Staff Spotlight: Joe Shapiro

| MSNE Staff

JoeWordpressNameJoe Shapiro

Hometown: Montclair, New Jersey

Job: Software Development Engineer, Enterprise Client Group

How did you come to work at Microsoft?
I was originally an intern in The Foundry at NERD working on Windows 8 apps pre-release. I love the people and the energy here, so coming back full time was a no-brainer. Check out my team’s app, Catch It, in the app store!

You’re a new member of Gay and Lesbian Employees at Microsoft (GLEAM). What excites you about the mission?
Microsoft is one of the first companies in the world to have offered employee benefits to same-sex domestic partners and to include sexual orientation in its corporate nondiscrimination policy. GLEAM is the product of these pioneering efforts in workplace diversity. I love that GLEAM is dedicated to developing my career and involving me in the Microsoft community in such a way that not only addresses but values my identity.

GLEAM will have a presence at Boston Pride this year. What should we expect?
We’re really excited that GLEAM is aligning with the spirit of One Microsoft this year, making Pride a global effort. Our hope is to transition “Pride” from being an event to being an ongoing celebration of diversity & inclusion. For Boston, expect fun and swag with the usual suspects. Also expect a Spartan appearance. Is anyone else thinking #spartanselfie? Yes we did.

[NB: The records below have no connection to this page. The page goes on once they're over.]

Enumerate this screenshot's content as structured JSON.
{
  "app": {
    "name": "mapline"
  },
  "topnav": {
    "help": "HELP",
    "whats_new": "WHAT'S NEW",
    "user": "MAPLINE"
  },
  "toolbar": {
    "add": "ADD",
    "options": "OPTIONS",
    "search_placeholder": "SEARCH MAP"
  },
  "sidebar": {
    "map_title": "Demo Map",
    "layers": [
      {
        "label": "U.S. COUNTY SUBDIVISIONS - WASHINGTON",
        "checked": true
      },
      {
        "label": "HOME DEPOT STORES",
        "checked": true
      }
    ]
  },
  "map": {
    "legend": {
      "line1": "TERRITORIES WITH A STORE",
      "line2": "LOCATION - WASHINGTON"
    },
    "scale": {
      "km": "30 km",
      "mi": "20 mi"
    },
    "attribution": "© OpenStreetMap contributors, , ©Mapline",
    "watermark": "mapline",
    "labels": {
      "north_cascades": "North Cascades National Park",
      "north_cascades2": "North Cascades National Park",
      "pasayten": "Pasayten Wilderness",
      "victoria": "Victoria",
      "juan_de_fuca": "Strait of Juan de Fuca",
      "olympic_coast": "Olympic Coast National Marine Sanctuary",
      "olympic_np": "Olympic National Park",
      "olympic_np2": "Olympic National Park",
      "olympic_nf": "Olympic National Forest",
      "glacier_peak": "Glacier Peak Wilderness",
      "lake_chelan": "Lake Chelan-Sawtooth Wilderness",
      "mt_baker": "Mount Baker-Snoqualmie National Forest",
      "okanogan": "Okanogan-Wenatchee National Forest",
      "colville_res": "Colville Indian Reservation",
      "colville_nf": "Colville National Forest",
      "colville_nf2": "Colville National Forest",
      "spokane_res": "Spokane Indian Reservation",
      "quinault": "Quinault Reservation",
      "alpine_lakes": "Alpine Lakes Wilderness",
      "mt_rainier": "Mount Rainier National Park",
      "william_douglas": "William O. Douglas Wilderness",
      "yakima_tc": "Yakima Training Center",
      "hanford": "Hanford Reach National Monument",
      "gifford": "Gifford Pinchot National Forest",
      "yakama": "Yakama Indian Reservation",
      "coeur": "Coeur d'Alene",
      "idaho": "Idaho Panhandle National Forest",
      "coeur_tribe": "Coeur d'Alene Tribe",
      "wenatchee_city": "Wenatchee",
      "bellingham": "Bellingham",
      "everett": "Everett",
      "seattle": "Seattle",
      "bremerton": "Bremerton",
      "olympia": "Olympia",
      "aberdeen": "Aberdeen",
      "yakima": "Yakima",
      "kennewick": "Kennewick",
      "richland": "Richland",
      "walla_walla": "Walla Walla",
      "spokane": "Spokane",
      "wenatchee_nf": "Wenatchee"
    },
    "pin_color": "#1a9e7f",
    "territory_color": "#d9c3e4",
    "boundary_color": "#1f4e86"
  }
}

What’s something cool you have worked on recently?
I’ve been working on new features for mobile device management in Windows Intune, which better enable enterprises to give users access to company resources and apps on their device platforms of choice.

What inspires you about technology?
Coming from a visual arts background, I’m inspired most by the expressive quality of technology. Technology and art don’t have to be different things. I believe that tech acts as a tool to achieve new things as much as it inspires people to change the way they use what they already have.

What problem would you like to see technology solve?
A former computer science professor of mine does incredible research optimizing logistics and supply chains, energy, and—most excitingly—disaster management. I’m excited by the possibility of knowing the optimal course of action when the unthinkable happens.